For much of his presidency, Buhari has been faced with difficult economic headwinds as low oil prices robbed Nigeria of a chunk of earnings from its main export. But despite the difficult reality of Nigeria’s reduced earnings, the president has been criticized for his economic and monetary policies which exacerbated the crisis. A fixed foreign exchange rate was stubbornly upheld for months and when the policy was eventually dropped, damage had already been done. The president’s economic focus has also sought to prioritize local production, banning imports deemed unnecessary but Adichie described the approach as archaic.
“His intentions, good as they well might be, are rooted in an outdated economic model and an infantile view of Nigerians,” she wrote. “For him, it seems, patriotism is not a voluntary and flexible thing, with room for dissent, but a martial enterprise: to obey without questioning.”
Buhari’s security record also came in for criticism.
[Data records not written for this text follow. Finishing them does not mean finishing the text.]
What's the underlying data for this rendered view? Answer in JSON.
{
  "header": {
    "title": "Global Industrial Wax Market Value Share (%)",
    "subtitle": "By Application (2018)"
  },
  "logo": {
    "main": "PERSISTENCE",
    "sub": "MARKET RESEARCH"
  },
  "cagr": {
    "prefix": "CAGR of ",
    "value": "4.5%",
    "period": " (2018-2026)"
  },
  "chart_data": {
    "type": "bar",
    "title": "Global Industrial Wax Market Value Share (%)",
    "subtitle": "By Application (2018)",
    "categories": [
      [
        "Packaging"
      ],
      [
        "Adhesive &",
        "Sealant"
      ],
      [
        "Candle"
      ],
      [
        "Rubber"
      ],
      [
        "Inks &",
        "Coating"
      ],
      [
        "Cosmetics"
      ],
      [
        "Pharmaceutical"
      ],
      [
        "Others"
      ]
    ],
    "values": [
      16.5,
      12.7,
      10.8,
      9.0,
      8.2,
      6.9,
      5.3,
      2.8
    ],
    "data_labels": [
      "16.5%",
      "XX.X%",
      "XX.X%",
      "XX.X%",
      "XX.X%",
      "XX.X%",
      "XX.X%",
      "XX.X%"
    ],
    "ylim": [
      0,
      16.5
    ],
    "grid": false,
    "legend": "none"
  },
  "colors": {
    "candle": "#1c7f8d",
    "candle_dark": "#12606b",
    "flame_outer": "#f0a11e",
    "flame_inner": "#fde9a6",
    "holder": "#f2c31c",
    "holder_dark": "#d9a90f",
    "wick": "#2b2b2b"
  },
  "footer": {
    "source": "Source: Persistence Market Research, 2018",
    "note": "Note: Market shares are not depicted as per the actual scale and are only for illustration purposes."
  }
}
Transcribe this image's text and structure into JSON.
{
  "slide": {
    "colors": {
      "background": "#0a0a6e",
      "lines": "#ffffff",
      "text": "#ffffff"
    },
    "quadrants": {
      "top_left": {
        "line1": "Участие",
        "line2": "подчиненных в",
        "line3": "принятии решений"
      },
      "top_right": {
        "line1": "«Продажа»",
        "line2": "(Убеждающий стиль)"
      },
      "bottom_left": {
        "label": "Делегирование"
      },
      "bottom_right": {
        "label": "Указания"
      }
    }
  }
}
While the Boko Haram insurgency in the north-east has been largely crippled, another security challenge has been posed by rampaging herdsmen from the same ethnic group as the president who have reportedly killed hundreds in violent spats over land. Buhari’s response to the killings have been distinctly lacking in urgency. Adichie says “his aloofness feels, at worst, like a tacit enabling of murder and, at best, an absence of sensitive leadership.” Adichie, very much known for her advocacy on female education and feminism in general, is also known for being non-partisan. In a country where much of the political commentary has underlying partisan tones, Adichie’s words are likely to be taken a little more seriously.